The only feature film directed by James Marcus, whose claim to cult fame is having played ‘Georgie the Droog’ in A Clockwork Orange. Marcus appears to have made Tank Malling as a diversion from acting in the TV series London’s Burning, enrolling another London’s Burning cast member, Glen Murphy, for a supporting role.
The geezer’s geezer Ray Winstone plays John ‘Tank’
Malling, a disgraced journalist whose attempt to expose morality campaigner Sir
Robert Knights (Peter Wyngarde) badly backfired on Malling, destroying his
career and sending him to jail on perjury charges. Knights’ populist grandstanding and TV
appearances are a front for powerful establishment figures to abuse and murder underage
girls, participate in Satanic rituals and engage in kinky sex. Flashbacks to their freaky activities include
a judge beating his meat to a dominatrix working over a gimp, a naked man
drinking blood from a goblet and an old perv babbling “I want her to be
conscious, she will be conscious won’t she?” next to a girl who is OD-ing.

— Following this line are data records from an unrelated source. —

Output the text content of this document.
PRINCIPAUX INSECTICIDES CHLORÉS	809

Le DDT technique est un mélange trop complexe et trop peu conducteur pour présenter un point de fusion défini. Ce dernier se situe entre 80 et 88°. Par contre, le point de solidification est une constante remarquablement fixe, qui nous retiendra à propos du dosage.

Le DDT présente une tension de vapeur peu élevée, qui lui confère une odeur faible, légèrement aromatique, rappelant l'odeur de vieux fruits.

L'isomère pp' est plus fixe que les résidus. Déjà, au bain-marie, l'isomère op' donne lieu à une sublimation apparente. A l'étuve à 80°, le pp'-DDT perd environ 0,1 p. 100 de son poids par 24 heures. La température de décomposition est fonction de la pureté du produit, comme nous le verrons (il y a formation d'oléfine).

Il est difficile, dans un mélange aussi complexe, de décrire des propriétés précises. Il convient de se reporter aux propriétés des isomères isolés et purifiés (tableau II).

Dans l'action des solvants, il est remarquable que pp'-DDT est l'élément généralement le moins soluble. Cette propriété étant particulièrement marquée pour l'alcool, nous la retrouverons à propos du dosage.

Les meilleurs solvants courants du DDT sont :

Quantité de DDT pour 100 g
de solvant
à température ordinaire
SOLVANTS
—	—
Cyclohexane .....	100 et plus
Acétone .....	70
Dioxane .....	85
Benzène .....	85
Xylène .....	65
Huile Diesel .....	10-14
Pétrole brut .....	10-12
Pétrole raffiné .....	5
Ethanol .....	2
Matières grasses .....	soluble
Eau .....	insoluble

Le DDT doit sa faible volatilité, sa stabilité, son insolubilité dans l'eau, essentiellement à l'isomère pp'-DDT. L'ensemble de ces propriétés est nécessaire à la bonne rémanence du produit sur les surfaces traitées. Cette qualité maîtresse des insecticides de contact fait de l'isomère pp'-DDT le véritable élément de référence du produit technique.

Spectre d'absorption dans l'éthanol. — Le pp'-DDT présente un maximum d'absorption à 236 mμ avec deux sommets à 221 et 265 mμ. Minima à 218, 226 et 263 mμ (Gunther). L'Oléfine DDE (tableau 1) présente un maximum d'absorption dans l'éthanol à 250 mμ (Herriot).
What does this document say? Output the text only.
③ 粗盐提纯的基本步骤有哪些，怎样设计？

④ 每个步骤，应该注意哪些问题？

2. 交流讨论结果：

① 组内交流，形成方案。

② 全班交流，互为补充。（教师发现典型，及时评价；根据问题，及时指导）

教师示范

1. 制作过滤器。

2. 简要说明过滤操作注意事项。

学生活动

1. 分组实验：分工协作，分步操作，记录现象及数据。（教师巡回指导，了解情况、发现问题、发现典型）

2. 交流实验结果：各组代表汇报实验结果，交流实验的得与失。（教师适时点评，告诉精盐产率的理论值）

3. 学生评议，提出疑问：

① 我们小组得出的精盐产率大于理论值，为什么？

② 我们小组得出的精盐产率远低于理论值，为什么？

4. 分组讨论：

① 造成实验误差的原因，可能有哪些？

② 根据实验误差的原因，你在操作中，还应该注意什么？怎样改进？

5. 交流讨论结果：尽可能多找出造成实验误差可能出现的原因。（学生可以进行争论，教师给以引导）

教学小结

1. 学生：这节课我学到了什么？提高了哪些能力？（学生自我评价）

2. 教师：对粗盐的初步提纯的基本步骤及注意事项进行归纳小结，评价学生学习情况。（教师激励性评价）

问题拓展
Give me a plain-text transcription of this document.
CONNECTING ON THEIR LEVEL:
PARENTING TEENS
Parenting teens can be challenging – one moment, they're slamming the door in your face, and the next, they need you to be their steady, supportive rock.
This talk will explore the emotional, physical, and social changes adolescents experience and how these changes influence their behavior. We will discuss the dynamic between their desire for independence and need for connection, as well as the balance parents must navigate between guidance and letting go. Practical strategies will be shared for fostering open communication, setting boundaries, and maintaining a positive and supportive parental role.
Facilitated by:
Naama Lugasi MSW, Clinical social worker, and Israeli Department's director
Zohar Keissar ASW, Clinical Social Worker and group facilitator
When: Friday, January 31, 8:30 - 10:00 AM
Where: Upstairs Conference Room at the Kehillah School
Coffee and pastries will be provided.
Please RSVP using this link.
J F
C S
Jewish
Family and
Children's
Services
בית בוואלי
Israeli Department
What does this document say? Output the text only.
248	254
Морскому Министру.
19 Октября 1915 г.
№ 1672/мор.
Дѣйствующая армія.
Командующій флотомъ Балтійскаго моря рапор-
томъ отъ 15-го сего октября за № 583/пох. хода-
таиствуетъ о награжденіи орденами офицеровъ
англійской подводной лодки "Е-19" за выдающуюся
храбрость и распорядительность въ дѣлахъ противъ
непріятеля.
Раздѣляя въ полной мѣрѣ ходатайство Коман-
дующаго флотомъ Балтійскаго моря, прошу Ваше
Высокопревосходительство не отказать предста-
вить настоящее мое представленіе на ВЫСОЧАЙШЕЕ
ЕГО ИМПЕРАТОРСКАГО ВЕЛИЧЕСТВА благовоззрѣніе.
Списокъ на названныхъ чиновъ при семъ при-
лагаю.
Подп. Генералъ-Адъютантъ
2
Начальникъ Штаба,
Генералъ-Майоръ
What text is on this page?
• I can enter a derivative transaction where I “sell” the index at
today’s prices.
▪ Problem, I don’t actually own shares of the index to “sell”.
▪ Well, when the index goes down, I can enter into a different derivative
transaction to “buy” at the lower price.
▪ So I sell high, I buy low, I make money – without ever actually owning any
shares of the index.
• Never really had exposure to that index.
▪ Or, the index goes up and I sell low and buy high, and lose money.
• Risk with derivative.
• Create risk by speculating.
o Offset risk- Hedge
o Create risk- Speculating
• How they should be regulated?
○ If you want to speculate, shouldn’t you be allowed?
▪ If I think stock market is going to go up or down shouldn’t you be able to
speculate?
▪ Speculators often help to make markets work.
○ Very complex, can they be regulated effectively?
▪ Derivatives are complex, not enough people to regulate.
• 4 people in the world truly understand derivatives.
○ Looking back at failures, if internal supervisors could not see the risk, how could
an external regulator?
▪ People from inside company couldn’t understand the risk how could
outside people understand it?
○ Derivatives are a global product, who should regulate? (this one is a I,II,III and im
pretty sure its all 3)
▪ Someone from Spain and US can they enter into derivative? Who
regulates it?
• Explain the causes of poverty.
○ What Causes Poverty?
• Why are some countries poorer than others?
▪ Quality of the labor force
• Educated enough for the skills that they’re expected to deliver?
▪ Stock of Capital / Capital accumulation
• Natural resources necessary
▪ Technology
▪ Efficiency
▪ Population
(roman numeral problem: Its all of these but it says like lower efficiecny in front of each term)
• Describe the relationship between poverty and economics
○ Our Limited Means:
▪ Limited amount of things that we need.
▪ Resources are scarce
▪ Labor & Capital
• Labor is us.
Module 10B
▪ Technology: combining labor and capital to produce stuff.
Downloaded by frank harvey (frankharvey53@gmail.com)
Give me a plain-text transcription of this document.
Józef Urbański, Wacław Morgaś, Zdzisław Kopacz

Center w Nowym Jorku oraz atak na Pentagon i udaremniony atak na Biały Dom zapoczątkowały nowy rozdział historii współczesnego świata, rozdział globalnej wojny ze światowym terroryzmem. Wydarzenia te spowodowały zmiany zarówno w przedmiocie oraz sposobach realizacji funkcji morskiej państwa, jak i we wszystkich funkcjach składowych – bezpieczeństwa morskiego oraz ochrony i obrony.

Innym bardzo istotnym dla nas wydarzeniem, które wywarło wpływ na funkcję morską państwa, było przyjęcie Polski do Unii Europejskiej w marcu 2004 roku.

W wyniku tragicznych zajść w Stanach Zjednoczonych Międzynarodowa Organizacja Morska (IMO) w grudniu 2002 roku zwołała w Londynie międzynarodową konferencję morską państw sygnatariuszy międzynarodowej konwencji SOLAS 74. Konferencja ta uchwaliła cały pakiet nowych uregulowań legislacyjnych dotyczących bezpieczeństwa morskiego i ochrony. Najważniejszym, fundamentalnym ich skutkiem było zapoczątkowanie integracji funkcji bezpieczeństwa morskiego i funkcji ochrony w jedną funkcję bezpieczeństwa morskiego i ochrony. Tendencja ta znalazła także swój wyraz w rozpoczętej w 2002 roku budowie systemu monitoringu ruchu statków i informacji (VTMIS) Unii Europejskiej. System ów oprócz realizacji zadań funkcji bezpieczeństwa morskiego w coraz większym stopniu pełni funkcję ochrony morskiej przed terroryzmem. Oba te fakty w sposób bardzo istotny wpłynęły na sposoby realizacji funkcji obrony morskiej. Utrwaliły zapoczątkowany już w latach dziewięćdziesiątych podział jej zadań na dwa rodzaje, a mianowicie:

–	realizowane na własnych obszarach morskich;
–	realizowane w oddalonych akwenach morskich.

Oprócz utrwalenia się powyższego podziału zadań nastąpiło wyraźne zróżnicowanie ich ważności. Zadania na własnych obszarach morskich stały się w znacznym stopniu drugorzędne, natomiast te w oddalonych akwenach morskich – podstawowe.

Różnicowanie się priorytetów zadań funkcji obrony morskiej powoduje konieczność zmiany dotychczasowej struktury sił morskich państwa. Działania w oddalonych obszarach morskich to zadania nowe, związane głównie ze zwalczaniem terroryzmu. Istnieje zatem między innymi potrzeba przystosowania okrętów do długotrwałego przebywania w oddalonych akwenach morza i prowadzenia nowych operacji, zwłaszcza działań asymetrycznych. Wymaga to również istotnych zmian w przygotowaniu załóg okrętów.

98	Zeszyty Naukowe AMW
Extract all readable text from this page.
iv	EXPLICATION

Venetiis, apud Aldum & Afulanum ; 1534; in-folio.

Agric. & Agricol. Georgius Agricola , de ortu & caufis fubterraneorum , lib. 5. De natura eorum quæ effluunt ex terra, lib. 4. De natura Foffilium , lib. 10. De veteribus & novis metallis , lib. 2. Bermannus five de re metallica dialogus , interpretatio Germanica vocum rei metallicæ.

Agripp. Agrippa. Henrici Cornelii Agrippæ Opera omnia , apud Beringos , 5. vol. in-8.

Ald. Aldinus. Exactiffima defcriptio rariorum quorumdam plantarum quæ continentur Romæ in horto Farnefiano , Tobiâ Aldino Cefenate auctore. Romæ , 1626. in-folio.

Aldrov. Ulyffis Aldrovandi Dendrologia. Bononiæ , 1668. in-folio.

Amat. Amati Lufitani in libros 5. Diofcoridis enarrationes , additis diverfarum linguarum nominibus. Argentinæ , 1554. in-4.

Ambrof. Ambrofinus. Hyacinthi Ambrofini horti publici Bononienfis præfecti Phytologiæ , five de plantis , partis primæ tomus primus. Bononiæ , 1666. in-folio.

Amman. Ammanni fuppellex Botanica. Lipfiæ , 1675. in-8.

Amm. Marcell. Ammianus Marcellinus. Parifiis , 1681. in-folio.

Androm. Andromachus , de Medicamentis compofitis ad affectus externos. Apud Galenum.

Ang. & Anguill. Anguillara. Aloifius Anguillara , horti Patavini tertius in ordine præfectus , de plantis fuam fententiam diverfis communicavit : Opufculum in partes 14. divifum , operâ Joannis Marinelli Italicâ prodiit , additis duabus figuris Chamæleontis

Malling gets a second shot at bringing the degenerate
bunch down when former lover Helen (Amanda Donohoe) shows up and tries to talk
him into stealing a diary containing all the sordid dirt on Knights’
cronies. However, Knights himself is but
a puppet figure for a fascist organisation, represented by Dunboyne (Jason
Connery) who is really pulling all the strings here.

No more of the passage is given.